Psychopathy: The Substrate

Dawn Drescher's second article in the 'Psychopathy: The Substrate' series on LessWrong (May 2026) dives into the genetic and neurological foundations of psychopathy – the G and N levels of their multi-level framework. At the genetic level, twin studies show callous-unemotional traits are moderately to highly heritable (40-70%), though this includes gene-environment correlations. Specific candidate genes like MAOA (the 'warrior gene'), 5-HTTLPR (serotonin transporter), OXTR (oxytocin receptor), and COMT (dopamine regulation) have been associated with small effect sizes. However, the author stresses that most psychopathy is polygenic – many variants each contributing a little – and genetic testing cannot diagnose someone. They propose three parsimonious G-level categories: G-callous, G-impulsive, and G-reactive, which can co-occur.

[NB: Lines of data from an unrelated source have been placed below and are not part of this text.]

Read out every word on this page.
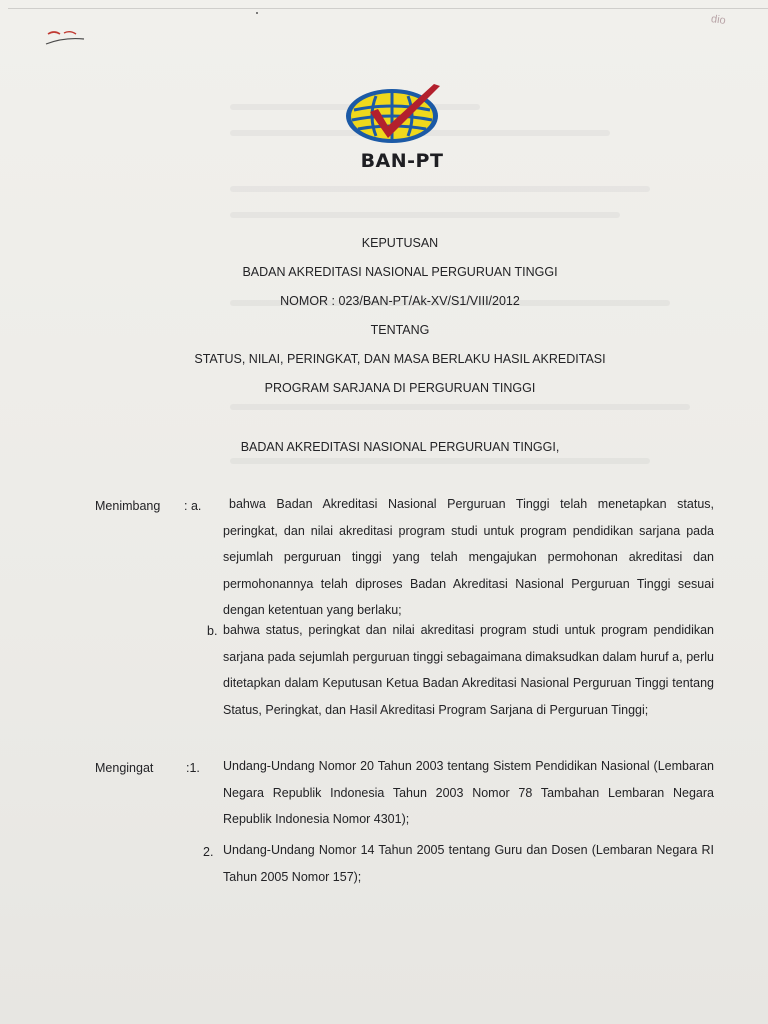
dio
BAN-PT
KEPUTUSAN
BADAN AKREDITASI NASIONAL PERGURUAN TINGGI
NOMOR : 023/BAN-PT/Ak-XV/S1/VIII/2012
TENTANG
STATUS, NILAI, PERINGKAT, DAN MASA BERLAKU HASIL AKREDITASI
PROGRAM SARJANA DI PERGURUAN TINGGI
BADAN AKREDITASI NASIONAL PERGURUAN TINGGI,
Menimbang : a.	bahwa Badan Akreditasi Nasional Perguruan Tinggi telah menetapkan status, peringkat, dan nilai akreditasi program studi untuk program pendidikan sarjana pada sejumlah perguruan tinggi yang telah mengajukan permohonan akreditasi dan permohonannya telah diproses Badan Akreditasi Nasional Perguruan Tinggi sesuai dengan ketentuan yang berlaku;
b. bahwa status, peringkat dan nilai akreditasi program studi untuk program pendidikan sarjana pada sejumlah perguruan tinggi sebagaimana dimaksudkan dalam huruf a, perlu ditetapkan dalam Keputusan Ketua Badan Akreditasi Nasional Perguruan Tinggi tentang Status, Peringkat, dan Hasil Akreditasi Program Sarjana di Perguruan Tinggi;
Mengingat	:1. Undang-Undang Nomor 20 Tahun 2003 tentang Sistem Pendidikan Nasional (Lembaran Negara Republik Indonesia Tahun 2003 Nomor 78 Tambahan Lembaran Negara Republik Indonesia Nomor 4301);
2. Undang-Undang Nomor 14 Tahun 2005 tentang Guru dan Dosen (Lembaran Negara RI Tahun 2005 Nomor 157);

At the neurological level, the classic finding is reduced amygdala activity and/or volume, impairing fear processing and emotional learning. This brain structure's hypoactivity is considered a key substrate for the emotional deficits seen in psychopathy. The article emphasizes that genetics and neurology form the 'substrate' but don't determine outcomes – environment shapes presentation. The distinction between primary (biologically driven) and secondary (environmentally shaped) psychopathy has major implications for prognosis and intervention. This detailed analysis provides a scientific grounding for understanding the disorder without falling into biological determinism.